Pelayanan yang bisa diterapkan:

  1. Jika murid ingin bergabung dengan teman yang sama jenis kelaminnya, biarkan mereka bergabung. Menyukai kegiatan berkemah dan "kegiatan kelompok". Sediakan kegiatan-kegiatan sosial. Sediakan kesempatan untuk bertanggung jawab terhadap lingkungan belajar.

  2. Buatlah pilihan kegiatan belajar, sehingga murid bisa memilih sendiri kegiatan belajar yang mereka inginkan.

  3. Sediakan berbagai macam kegiatan belajar yang bervariasi dan unik.

  4. Pelayanan anak akan menjadi contoh, apa yang dapat diterima dan seperti apa perilaku pengikut Kristus.

  5. Tekankan cerita-cerita tentang pahlawan-pahlawan dalam Alkitab dan tokoh-tokoh yang berkepribadian kuat yang terdapat dalam Alkitab.

  6. Jangan menutupi ekspresi dan pengalaman yang biasa dirasakan oleh manusia. Beri mereka kesempatan untuk menyampaikan apa yang mereka rasakan. Tunjukkan perasaan takut, bersalah, marah, dsb. yang ditunjukkan oleh tokoh-tokoh dalam Alkitab.

  7. Gunakan peristiwa dan berita yang baru-baru ini terjadi untuk dijadikan bahan pelajaran. Cari tahu apa yang dikatakan Alkitab tentang topik tsb. Hindari diskusi yang abstrak.

SPIRITUAL

Ciri-ciri:

  1. Terus mengembangkan dasar konsep yang telah dipelajari sebelumnya dengan lebih detail lagi.

  2. Tuhan Maha baik, Maha kuasa, Maha tahu, dan selalu mengasihi.

  3. Tuhan mendengarkan dan menjawab doaku.

  4. Jika saya tidak menghormati dan tidak patuh kepada Tuhan, maka saya berdosa.

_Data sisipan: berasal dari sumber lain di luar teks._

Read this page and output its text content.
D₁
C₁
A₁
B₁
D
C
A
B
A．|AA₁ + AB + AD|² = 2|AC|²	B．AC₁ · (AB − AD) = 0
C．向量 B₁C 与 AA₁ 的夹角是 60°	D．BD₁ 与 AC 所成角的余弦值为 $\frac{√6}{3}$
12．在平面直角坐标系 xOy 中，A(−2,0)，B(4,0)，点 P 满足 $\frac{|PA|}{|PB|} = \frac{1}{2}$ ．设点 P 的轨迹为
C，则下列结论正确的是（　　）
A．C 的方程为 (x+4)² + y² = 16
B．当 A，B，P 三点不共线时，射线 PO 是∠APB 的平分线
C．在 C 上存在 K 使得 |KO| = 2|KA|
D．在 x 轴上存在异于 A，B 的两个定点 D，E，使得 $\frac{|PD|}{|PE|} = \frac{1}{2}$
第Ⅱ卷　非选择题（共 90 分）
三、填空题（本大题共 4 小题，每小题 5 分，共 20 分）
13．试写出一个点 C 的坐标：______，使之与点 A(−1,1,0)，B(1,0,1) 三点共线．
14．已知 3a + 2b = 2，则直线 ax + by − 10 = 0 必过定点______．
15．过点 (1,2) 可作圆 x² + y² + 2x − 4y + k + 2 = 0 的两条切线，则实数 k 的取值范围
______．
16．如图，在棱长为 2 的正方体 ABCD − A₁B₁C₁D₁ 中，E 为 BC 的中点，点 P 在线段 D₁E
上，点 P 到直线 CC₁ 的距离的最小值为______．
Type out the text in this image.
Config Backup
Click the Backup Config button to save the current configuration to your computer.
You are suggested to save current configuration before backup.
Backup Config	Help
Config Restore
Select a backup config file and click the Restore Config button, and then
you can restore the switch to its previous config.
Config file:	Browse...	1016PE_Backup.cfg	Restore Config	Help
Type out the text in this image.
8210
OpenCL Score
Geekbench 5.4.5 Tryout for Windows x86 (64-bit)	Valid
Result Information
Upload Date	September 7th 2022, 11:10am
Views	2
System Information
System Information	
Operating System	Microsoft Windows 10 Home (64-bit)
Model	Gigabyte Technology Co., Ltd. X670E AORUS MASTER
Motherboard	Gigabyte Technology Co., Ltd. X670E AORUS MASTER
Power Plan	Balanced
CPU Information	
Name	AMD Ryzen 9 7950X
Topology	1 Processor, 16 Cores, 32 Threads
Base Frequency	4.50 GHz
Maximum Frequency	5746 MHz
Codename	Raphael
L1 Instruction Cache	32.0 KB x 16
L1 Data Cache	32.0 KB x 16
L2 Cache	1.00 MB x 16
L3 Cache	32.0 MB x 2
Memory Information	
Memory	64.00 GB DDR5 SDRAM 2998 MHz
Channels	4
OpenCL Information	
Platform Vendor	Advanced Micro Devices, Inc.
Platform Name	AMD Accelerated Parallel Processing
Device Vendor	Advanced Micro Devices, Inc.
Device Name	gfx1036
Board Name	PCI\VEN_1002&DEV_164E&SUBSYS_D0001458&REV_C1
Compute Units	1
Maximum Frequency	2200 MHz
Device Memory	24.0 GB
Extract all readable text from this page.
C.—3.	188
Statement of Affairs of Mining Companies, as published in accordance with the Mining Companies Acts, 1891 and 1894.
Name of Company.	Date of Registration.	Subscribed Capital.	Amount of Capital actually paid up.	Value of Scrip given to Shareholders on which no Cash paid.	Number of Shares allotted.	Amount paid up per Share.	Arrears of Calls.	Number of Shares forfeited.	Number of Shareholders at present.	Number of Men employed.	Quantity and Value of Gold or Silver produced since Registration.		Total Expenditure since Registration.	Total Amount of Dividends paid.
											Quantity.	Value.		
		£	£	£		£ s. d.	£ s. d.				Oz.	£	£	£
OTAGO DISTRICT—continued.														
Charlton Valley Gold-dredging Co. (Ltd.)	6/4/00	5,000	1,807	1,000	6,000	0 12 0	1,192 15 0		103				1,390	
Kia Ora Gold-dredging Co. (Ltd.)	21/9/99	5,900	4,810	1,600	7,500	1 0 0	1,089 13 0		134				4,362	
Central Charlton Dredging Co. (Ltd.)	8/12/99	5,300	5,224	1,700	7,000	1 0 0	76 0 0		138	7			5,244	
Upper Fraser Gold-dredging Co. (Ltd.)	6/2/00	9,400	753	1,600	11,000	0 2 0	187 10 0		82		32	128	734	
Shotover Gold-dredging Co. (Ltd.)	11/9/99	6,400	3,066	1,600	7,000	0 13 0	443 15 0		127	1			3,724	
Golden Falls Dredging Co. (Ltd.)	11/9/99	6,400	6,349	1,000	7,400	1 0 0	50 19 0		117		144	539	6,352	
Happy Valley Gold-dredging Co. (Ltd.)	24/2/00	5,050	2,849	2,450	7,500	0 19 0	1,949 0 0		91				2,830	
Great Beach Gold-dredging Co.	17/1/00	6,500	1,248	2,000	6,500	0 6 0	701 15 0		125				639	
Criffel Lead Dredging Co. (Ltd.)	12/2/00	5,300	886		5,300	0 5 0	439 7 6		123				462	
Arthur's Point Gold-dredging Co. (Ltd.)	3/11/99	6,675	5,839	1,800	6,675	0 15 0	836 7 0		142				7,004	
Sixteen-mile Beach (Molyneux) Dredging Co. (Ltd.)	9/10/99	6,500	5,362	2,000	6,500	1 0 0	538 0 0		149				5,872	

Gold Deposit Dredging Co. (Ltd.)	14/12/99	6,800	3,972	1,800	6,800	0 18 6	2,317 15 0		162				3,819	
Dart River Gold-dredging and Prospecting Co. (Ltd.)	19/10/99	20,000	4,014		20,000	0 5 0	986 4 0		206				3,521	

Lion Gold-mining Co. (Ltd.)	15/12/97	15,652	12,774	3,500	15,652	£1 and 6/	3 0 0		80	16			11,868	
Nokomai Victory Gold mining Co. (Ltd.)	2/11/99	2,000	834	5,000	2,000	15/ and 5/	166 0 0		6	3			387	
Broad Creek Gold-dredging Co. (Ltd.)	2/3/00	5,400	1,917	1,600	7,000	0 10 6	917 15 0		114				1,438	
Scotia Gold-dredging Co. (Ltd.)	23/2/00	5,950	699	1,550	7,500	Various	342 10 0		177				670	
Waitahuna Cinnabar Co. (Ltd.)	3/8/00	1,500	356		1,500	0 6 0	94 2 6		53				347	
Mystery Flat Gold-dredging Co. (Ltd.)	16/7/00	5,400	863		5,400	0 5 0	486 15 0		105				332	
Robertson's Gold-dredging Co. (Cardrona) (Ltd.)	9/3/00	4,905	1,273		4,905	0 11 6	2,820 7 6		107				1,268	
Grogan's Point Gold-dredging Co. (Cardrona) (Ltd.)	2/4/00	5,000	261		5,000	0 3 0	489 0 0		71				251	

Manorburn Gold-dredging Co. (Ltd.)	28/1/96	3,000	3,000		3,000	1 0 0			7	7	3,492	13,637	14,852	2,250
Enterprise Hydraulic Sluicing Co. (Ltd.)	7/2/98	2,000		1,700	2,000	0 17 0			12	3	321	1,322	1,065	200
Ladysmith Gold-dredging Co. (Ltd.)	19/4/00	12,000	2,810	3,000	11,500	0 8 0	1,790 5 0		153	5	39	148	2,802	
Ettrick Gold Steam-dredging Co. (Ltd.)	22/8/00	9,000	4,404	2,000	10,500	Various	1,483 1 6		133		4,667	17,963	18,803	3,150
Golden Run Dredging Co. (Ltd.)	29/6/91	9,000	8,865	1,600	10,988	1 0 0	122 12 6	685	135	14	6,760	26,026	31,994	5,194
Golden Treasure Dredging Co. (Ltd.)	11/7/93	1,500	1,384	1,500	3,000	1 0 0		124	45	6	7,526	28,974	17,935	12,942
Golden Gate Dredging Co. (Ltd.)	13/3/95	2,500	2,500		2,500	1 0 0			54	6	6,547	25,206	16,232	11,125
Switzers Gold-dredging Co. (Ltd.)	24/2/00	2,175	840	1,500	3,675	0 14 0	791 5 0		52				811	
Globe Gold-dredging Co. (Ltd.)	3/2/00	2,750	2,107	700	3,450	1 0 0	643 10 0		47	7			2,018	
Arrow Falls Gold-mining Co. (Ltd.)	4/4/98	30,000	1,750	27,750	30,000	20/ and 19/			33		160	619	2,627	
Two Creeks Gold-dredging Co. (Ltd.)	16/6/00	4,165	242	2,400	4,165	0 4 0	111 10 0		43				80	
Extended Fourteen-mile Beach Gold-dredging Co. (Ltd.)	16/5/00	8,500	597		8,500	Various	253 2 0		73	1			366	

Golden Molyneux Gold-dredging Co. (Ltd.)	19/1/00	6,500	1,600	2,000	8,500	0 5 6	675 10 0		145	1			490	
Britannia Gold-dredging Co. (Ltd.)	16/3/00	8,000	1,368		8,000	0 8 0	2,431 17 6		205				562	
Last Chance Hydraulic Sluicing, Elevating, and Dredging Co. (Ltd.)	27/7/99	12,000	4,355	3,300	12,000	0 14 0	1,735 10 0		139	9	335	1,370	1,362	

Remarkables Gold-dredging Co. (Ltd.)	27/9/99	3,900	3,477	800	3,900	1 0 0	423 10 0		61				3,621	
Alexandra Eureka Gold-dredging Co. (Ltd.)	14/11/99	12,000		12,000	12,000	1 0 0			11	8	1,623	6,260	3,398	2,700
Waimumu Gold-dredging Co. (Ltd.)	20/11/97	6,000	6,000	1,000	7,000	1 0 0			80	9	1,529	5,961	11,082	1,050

  5. Yesus wafat untuk menebus dosaku. Ketika saya minta pengampunan maka saya diampuni.

  6. Menyadari dan memahami perlunya penyelamatan.

  7. Menyadari perlunya perlindungan dan pertolongan Tuhan dalam kehidupan sehari-hari.

Pelayanan yang bisa diterapkan:

  1. Buatlah kegiatan yang menunjukkan kasih Allah dan kebaikan kepada orang lain.

  2. Beri kesempatan untuk berpartisipasi dalam kegiatan-kegiatan misi dan kegiatan-kegiatan lainnya.

  3. Berikan kesempatan untuk berinteraksi dengan orang lain dari suku, bangsa, dan sosial status yang berbeda.

  4. Buatlah peralatan bagi anak-anak agar mereka menjadi anggota yang lebih aktif lagi di gereja mereka dan dalam pelayanan di gerejanya.

  5. Dorong dan bantu anak untuk mulai membaca Alkitab dan berdoa di rumah masing-masing.

  6. Beri kesempatan kepada anak-anak dalam memberikan bantuan dana untuk mencukupi kebutuhan kegiatan mereka.

  7. Mulailah untuk bicara secara pribadi dengan anak-anak tentang perlunya keselamatan.